Abstract
Groundwater pollution is of major concern as contaminants are continuously released into the subsurface via accidental spills, leaking oil pipelines, agricultural runoff, etc. Often times these contaminants become trapped within regions of the soil matrix that are characterized by low hydraulic conductivity making them difficult to remediate by conventional approaches. In bioremediation strategies, chemotaxis – a phenomenon in which pollutant-degrading bacteria have the ability to detect chemical concentration gradients and move preferentially toward the contaminant source – may enhance the transport of bacteria to sources of contamination and concomitantly lead to increased pollutant accessibility and biodegradation, even in regions with low water permeability. The influence of chemotaxis on bacterial transport in aquifers containing a distribution of contaminants with localized concentration gradients is not yet fully understood.
This dissertation work aimed to utilize experimental, modeling and computational techniques to investigate, predict, and better understand the migratory response of chemotactic bacteria to contaminant microniches within a model subsurface environment. Focus was placed on a continuous-flow fully saturated sand-packed column which contained randomly distributed naphthalene sources as the chemoattractant. Two experimental studies were conducted in this work. In the first, a uniform distribution of solid naphthalene crystals created distributed sources of dissolved phase contaminant within the sand column. The second experimental study was focused on non-aqueous phase liquid (NAPL) contaminants which are more typical of oil pollution; naphthalene dissolved in 2,2,4,4,6,8,8-heptamethylnonane (i.e. HMN, a model NAPL) created multiple residual oil ganglia and localized attractant gradients within the column. For both experimental set-ups, equal concentrations of Pseudomonas putida G7 (PpG7), a bacterial strain that exhibits chemotaxis towards naphthalene, and Pseudomonas putida G7 Y1 (PpG7 Y1), a non-chemotactic mutant strain, were simultaneously introduced into the column as a pulse injection. Breakthrough curves obtained from experiments conducted with and without naphthalene were used to quantify the effect of chemotaxis on transport parameters. Experimental results revealed an increased retention of chemotactic bacteria in the contaminated porous media with a 30-45% decrease in cell percent recovery from the sand column, compared to control experiments.
Furthermore, a modified advection-dispersion equation containing an additional advection-like term to describe chemotaxis was used to model bacterial transport in a column system analogous to that of the first experimental study. The chemotactic velocity is a function of the attractant concentration, its concentration gradient, and bacterial chemotaxis properties. Simulation results revealed a distinct motion bias of chemotactic bacteria within the sand column. Additionally, results showed that when chemotaxis was occurring, bacterial transport in the direction of aqueous flow was retarded and the bacterial population was retained within the contaminated porous media for an extended period of time, compared to when chemotaxis was not occurring. Predictions from our numerical simulations were consistent with our experimental observations.
Within the context of bioremediation, chemotaxis may work to enhance bacterial retention in zones of contamination and thereby improve treatment.
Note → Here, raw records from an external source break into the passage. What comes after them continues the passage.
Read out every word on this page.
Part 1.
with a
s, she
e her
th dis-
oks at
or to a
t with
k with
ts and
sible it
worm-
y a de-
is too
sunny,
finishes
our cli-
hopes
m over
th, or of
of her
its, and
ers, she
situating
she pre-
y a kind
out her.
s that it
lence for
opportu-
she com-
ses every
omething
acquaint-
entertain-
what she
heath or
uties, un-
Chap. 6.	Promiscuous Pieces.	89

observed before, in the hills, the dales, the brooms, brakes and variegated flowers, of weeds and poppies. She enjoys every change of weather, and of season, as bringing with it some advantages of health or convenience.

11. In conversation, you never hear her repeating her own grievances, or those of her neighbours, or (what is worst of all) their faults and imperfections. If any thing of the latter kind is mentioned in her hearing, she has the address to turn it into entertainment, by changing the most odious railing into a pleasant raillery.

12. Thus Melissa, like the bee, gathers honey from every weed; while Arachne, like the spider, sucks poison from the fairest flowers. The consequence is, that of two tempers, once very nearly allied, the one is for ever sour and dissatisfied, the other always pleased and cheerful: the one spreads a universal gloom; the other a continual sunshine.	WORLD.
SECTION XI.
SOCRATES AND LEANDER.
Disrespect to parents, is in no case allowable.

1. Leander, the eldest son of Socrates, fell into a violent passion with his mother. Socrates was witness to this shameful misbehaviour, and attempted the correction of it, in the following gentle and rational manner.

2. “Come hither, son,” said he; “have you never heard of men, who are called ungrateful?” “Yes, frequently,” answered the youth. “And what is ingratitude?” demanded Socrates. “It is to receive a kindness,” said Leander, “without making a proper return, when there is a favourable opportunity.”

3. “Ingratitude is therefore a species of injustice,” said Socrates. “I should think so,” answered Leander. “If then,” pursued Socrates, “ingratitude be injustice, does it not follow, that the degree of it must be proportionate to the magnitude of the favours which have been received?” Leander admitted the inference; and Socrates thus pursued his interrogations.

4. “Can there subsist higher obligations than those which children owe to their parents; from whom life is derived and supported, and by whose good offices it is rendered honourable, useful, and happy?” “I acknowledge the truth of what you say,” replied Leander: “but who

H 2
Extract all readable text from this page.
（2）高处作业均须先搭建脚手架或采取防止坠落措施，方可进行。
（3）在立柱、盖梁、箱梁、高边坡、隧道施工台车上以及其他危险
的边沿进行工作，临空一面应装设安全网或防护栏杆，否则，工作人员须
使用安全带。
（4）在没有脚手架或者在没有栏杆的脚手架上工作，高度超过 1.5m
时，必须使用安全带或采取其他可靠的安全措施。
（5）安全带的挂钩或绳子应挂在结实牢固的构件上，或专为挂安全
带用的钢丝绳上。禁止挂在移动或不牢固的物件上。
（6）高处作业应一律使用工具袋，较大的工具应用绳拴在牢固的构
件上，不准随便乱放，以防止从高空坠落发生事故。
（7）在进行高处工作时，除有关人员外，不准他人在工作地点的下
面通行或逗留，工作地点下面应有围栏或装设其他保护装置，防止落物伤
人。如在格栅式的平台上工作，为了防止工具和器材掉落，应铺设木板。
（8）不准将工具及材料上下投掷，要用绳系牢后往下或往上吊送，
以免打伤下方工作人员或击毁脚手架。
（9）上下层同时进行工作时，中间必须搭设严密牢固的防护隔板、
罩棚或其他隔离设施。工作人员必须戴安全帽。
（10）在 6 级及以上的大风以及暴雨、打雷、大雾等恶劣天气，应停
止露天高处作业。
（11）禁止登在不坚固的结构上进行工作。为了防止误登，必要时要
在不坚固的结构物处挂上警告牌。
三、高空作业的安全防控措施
The results of this dissertation work demonstrated the significance of chemotaxis in augmenting cell retention at the site of contamination. This increased retention of pollutant-degrading cells, which proliferate at an exponential rate upon contaminant consumption, is expected to lead to greater pollutant accessibility and biodegradation. Chemotaxis could potentially allow for more rapid aquifer restoration.